Im Grunde befinden wir uns noch immer in der Industrialisierung, da ständig neues Wissen und somit auch neue Technologien und Möglichkeiten erfunden werden, die unsere Gesellschaft und unsere Lebensweise verändern.
3 Beginn der Industrialisierung

Dampfmaschine
Die Industrialisierung begann in der zweiten Hälfte des 18. Jahrhunderts in England. Denn dort wurden zahlreiche Erfindungen gemacht, die einen rasanten Produktionsanstieg ermöglichten. Wichtige Beispiele sind
die Spinnmaschine ("Spinning Jenny") aus dem Jahr 1764 und
die Dampfmaschine von James Watt (1769).
Die "Spinning Jenny" sorgte für einen Aufschwung der Textilindustrie. Statt Wasserkraft, Windkraft und Pferdekraft nutzte man nun Dampfmaschinen, mit denen man in den Fabriken die Maschinen antrieb und so viel mehr herstellen konnte als vorher.
Die Dampfmaschine änderte nicht nur viel in den Fabriken, sondern führte auch zu einer Revolutionierung des Verkehrswesens: Die erste Eisenbahn war eine Kombination aus Schienen, Rädern und der Dampfmaschine. Die Revolutionierung des Verkehrswesens wiederum führte auch zu Entwicklungen im Bergbau und in der Eisen- und Stahlindustrie: Die wachsende Nachfrage nach Maschinen sowie der Brücken-, Schienen- und Eisenbahnbau forderten zum einen die rasche Steigerung der Kohle- und Eisenerzförderung, zum anderen die rasche Entwicklung der Hütten- und Stahlindustrie. Grundlage dieser Entwicklungen waren die reichen Kohle- und Eisenerzlagerstätten in Mittelengland. Hier wurden auch die ersten Hochöfen des Landes errichtet. Das war wiederum die Grundlage für die Ansiedlung von Betrieben der metallverarbeitenden Industrie und des Maschinenbaus. Auf diese Weise entwickelten sich beispielsweise die Städte Birmingham und Sheffield zu den damals weltweit bedeutendsten Industriestandorten.

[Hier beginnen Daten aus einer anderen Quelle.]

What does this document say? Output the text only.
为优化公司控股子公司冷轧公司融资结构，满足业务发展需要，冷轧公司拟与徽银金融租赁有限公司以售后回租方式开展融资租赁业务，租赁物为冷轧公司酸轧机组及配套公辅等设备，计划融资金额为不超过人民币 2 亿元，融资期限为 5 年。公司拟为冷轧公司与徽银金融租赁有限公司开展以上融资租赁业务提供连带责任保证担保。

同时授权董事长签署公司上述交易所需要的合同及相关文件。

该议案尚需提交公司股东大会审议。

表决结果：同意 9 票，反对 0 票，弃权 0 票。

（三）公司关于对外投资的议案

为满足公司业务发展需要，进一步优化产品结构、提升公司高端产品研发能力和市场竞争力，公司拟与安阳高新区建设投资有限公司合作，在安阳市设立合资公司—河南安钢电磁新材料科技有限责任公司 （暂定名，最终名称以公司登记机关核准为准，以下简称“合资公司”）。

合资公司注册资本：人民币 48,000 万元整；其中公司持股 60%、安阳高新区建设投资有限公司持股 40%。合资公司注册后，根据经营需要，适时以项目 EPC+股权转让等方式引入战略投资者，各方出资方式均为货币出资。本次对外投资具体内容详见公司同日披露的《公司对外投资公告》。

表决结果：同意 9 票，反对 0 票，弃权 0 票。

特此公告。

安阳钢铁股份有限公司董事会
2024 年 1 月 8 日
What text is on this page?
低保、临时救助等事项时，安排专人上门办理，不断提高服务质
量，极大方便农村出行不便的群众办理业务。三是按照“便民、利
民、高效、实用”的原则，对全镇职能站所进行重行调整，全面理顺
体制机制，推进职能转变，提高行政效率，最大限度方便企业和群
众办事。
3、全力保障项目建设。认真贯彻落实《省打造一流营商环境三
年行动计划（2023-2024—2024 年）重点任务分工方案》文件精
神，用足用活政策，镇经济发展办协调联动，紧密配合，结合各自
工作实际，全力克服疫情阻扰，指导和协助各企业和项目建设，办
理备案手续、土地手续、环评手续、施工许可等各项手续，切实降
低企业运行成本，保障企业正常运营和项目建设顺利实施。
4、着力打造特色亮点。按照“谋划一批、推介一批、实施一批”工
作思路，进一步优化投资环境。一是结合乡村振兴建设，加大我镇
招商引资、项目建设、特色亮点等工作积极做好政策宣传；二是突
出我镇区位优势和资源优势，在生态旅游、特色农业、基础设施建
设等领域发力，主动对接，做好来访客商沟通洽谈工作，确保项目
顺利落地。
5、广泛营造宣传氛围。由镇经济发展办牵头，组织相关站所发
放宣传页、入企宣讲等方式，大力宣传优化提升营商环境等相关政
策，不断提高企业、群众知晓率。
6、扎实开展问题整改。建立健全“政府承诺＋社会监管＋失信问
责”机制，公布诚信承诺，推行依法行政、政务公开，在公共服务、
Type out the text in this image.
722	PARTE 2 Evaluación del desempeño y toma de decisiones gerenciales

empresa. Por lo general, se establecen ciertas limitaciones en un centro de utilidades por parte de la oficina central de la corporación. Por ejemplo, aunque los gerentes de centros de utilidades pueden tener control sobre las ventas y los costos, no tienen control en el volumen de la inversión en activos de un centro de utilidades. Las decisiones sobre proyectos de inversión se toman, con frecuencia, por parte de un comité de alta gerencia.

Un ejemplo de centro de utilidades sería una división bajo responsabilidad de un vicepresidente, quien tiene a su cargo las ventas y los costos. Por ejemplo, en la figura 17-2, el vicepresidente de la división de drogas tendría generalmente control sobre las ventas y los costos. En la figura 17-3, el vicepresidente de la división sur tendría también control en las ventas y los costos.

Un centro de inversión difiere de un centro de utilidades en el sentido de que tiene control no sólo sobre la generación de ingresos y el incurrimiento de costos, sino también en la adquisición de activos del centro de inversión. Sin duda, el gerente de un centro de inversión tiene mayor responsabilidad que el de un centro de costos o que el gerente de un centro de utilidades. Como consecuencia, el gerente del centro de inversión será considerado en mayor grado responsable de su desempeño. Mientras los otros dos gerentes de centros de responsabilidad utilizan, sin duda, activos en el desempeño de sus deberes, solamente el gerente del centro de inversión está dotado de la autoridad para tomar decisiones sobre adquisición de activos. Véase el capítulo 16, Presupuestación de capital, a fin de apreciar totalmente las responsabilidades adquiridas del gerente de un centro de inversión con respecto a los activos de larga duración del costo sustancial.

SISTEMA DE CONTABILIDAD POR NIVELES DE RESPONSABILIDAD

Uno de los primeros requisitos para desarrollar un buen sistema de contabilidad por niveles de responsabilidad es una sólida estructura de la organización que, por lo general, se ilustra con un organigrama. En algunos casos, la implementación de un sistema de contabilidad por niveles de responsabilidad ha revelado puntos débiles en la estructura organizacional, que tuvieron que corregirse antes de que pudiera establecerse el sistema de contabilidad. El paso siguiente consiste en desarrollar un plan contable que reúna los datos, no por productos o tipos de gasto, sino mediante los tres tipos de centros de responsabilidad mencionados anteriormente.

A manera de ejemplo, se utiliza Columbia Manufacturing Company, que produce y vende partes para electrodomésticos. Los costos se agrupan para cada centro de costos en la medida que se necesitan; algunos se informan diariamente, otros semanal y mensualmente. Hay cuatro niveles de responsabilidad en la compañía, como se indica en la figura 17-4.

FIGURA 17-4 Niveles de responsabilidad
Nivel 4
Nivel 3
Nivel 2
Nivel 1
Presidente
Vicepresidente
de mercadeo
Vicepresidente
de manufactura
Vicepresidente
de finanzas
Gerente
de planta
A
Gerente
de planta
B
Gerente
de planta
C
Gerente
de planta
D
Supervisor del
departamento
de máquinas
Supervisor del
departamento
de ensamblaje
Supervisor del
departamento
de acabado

Ungefähr ab 1830 begann die Industrialisierung auch in den restlichen Ländern Europas, unter anderem in Deutschland. Der Rückstand gegenüber England konnte aber relativ schnell aufgeholt werden, weil die relevanten Erfindungen zu dieser Zeit bereits alle existierten. Mit verantwortlich für die Beschleunigung der Industrialisierung in Deutschland war die Gründung des Deutschen Zollvereins im Jahr 1834. Hinzu kam der stetige Ausbau des Eisenbahnnetzes, der ebenfalls ab ca. 1840 begann. Über das neue Schienennetz ließen sich Waren schneller transportieren. Die Zeit der Hochindustrialisierung begann dann im Kaiserreich ab 1870/71.
4 Urbanisierung
Während der Industrialisierung vergrößerten sich die Städte stark, da viele Menschen vom Land in die Stadt zogen. Diese Entwicklung nennt man auch Urbanisierung oder Landflucht.
Gründe für die Urbanisierung waren:
Arbeitsplätze in den neu entstandenen Fabriken in der Stadt
Weit verbreitete Armut in den ländlichen Gebieten
Aber in der Stadt trafen die Menschen auf andere Probleme. Zusätzlich zur Landflucht setzte um 1800 eine Bevölkerungsexplosion ein. Dadurch lebten auf einmal sehr viel mehr Menschen in den Städten und das sorgte dafür, dass die Städte in dieser Zeit sehr dicht besiedelt waren.
Die hohe Bevölkerungsdichte und die fehlenden Sanitäranlagen in den Wohnungen führten zu enormen hygienischen und sozialen Missständen. Große Teile in Europas Großstädten entwickelten sich sogar zu Slums.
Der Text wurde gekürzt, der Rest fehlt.